Italian restaurants are always hunting for new items to keep their menus interesting beyond the typical herbs and tomatoes, Arruda says. As more adventurous flavors appeared on restaurant menus, diners’ tastes evolved accordingly. “Americans are more knowledgeable about food than ever,” Arruda says, noting today’s proliferation of “foodies,” food influencers, and home cooks eager to experiment. 

By 2020, Calabrian chilies seemed to have reached the mainstream, a designation that was cemented when Allrecipes published an explainer that pushed the peppers into inboxes everywhere. Recipe developer and content creator Kylie Perrotti, who uses the peppers extensively in recipes like Calabrian risotto, witnessed the shift through the online grocery store she ran from 2021 to 2022. 

“I sold Calabrian hot honey and Calabrian chili oil from Tutto Calabria,” she says. “I would sell out almost immediately upon restocking it.” She thinks the spicy peps took off partly because they’re so accessible. “You can find them easily in a variety of shelf-stable forms—oil-packed in jars, pastes, whole dried peppers, or as dried flakes,” she says. 

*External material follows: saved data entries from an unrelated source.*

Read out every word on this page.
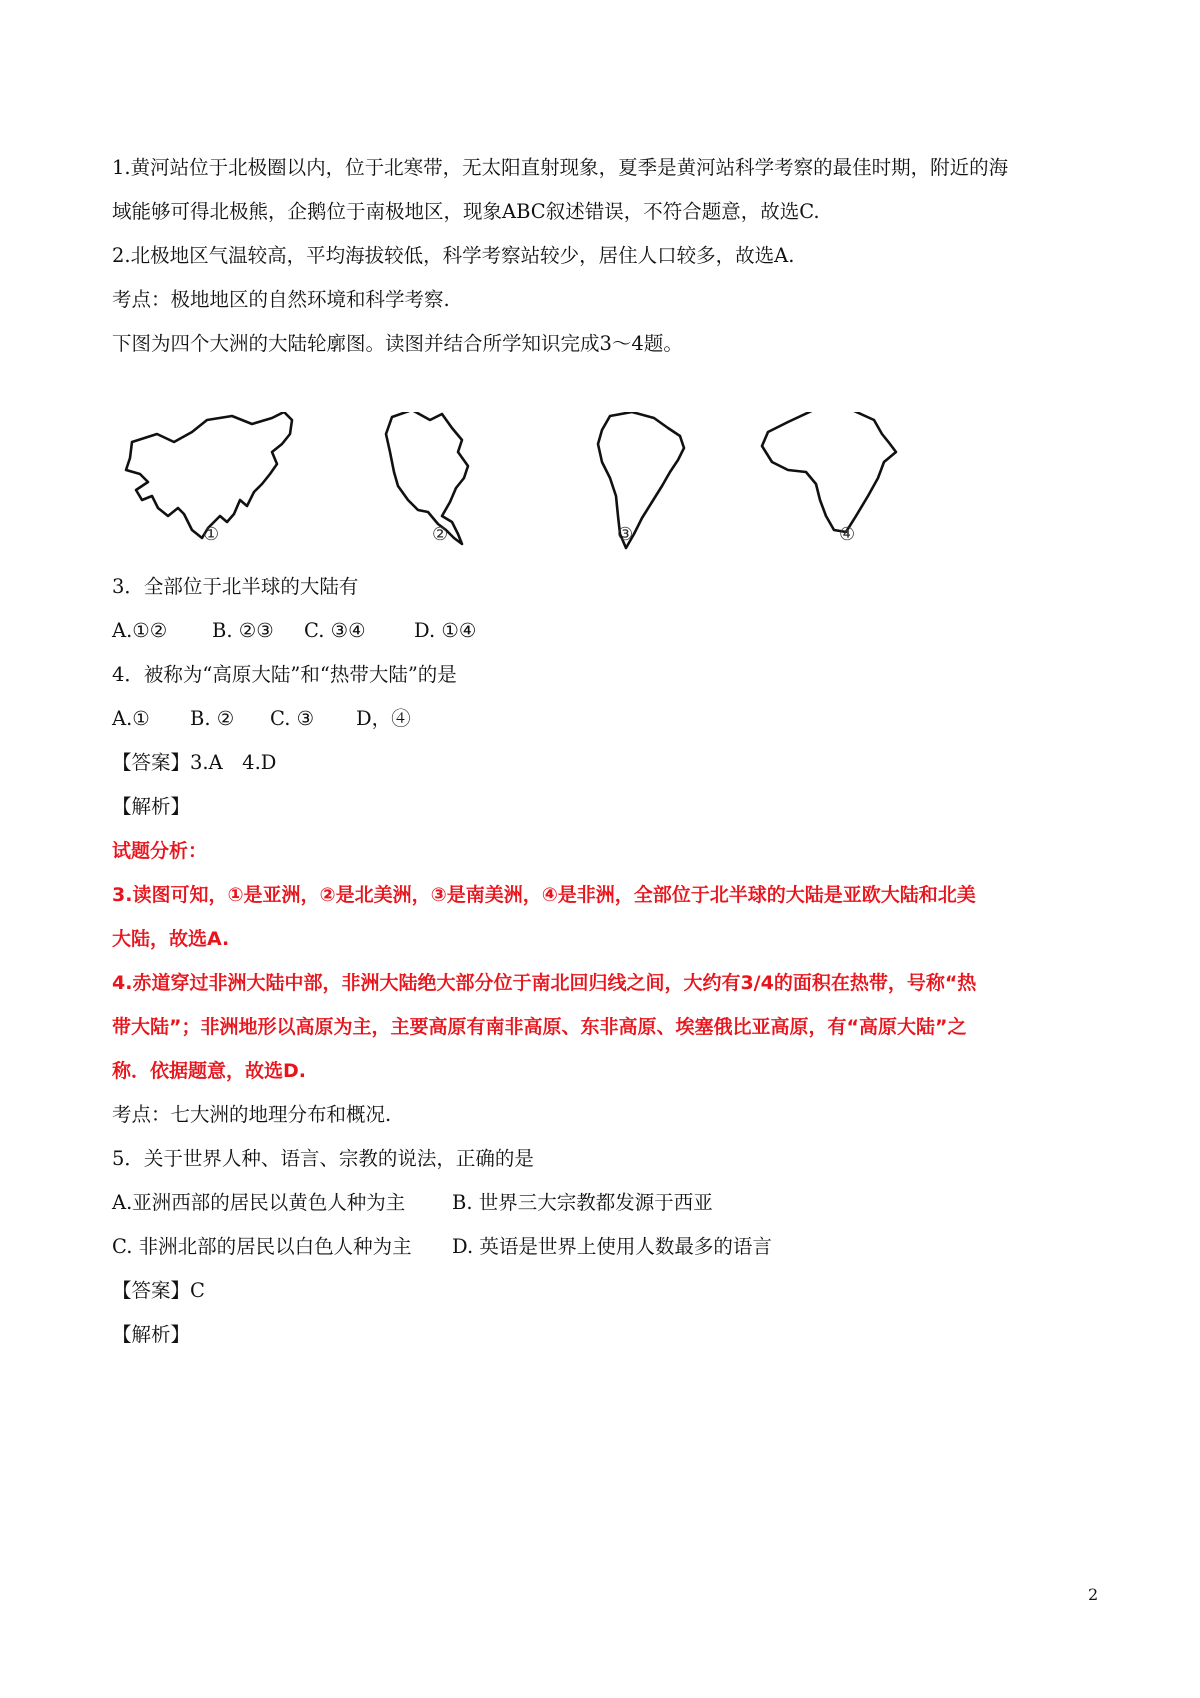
1.黄河站位于北极圈以内，位于北寒带，无太阳直射现象，夏季是黄河站科学考察的最佳时期，附近的海
域能够可得北极熊，企鹅位于南极地区，现象ABC叙述错误，不符合题意，故选C.
2.北极地区气温较高，平均海拔较低，科学考察站较少，居住人口较多，故选A.
考点：极地地区的自然环境和科学考察.
下图为四个大洲的大陆轮廓图。读图并结合所学知识完成3～4题。
①	②	③	④
3．全部位于北半球的大陆有
A.①② B. ②③ C. ③④ D. ①④
4．被称为“高原大陆”和“热带大陆”的是
A.① B. ② C. ③ D，④
【答案】3.A　4.D
【解析】
试题分析：
3.读图可知，①是亚洲，②是北美洲，③是南美洲，④是非洲，全部位于北半球的大陆是亚欧大陆和北美
大陆，故选A.
4.赤道穿过非洲大陆中部，非洲大陆绝大部分位于南北回归线之间，大约有3/4的面积在热带，号称“热
带大陆”；非洲地形以高原为主，主要高原有南非高原、东非高原、埃塞俄比亚高原，有“高原大陆”之
称．依据题意，故选D.
考点：七大洲的地理分布和概况.
5．关于世界人种、语言、宗教的说法，正确的是
A.亚洲西部的居民以黄色人种为主 B. 世界三大宗教都发源于西亚
C. 非洲北部的居民以白色人种为主 D. 英语是世界上使用人数最多的语言
【答案】C
【解析】
2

Adding fuel to the trending chili fire, in 2023, celebrity chef Giada De Laurentiis said in a Facebook Live, “I use Calabrian chili paste the way other people use sriracha.” And in 2024, Whole Foods Market’s annual trends report recognized “Complex Heat” as a significant food movement—confirming what Gilbert already knew when he undertook R&D for The Sausage Project: “We’re at the point where people know and understand the Calabrian chili.” 

They also “just taste delicious,” Perotti adds.

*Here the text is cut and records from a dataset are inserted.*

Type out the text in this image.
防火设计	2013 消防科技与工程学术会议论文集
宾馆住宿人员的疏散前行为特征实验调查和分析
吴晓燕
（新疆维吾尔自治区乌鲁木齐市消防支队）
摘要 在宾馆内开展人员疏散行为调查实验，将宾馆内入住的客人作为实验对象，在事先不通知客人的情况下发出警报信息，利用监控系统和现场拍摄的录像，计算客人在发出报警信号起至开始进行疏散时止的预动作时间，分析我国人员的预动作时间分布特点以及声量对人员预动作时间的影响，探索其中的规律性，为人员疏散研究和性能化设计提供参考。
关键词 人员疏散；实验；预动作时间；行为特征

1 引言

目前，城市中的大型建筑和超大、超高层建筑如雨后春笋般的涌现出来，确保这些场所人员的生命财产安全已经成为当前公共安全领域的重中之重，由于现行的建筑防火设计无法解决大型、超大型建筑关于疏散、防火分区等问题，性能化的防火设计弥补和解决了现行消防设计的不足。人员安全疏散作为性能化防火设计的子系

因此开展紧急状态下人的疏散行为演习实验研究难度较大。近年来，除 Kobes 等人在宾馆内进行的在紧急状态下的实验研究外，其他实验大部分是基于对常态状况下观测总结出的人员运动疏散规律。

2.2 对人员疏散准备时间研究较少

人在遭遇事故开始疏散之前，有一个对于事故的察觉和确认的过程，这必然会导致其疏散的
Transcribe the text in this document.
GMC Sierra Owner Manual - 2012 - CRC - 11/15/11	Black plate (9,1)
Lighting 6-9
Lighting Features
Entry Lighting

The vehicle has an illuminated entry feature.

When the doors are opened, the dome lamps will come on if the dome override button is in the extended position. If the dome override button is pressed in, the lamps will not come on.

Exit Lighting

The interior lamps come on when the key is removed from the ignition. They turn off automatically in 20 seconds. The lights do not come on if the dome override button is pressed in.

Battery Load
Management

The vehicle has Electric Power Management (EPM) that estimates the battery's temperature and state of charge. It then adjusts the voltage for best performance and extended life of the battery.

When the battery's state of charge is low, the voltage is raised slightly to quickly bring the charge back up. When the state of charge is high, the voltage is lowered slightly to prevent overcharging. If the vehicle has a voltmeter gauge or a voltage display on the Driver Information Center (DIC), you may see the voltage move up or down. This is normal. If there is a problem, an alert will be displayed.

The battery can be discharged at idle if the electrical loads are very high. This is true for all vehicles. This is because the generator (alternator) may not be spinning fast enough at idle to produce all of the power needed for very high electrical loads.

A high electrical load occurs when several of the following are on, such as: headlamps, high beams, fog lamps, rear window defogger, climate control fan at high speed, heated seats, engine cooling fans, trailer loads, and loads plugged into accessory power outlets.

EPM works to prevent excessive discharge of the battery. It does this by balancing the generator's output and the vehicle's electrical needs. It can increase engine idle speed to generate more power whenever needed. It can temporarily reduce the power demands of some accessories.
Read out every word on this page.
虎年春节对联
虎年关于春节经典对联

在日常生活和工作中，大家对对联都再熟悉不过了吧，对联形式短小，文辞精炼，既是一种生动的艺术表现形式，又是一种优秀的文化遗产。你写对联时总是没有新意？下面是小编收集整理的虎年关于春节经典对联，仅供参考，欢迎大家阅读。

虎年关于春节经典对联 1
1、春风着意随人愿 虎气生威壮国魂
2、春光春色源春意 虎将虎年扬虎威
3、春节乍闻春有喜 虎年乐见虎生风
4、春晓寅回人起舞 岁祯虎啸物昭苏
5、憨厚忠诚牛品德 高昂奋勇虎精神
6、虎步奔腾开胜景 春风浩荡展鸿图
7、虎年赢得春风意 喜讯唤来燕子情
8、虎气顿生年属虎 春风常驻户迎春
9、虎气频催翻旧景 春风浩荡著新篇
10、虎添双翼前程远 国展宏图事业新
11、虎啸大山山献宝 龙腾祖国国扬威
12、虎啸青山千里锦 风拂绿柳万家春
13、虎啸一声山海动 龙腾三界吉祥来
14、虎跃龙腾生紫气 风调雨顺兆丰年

A Fiery Future for a Flavor-Packed Pepper

In developing The Sausage Project’s Italian Herb Chicken Sausage, one lesson was clear: a little Calabrian chili goes a long way. Unlike Arruda’s pepper-loaded masterpieces, Gilbert opted for a more subtle punch of spice, Flavor Studding every link with just enough heat to keep things lively. 

So whether you’re throwing diced Italian Herb sausage into a pink sauce, skewering it on a kabob, or bringing it back to its roots in a Tuscan scramble, know that you’re joining a centuries-long story—one that began in Calabria and ends with a perfectly spiced bite… for now.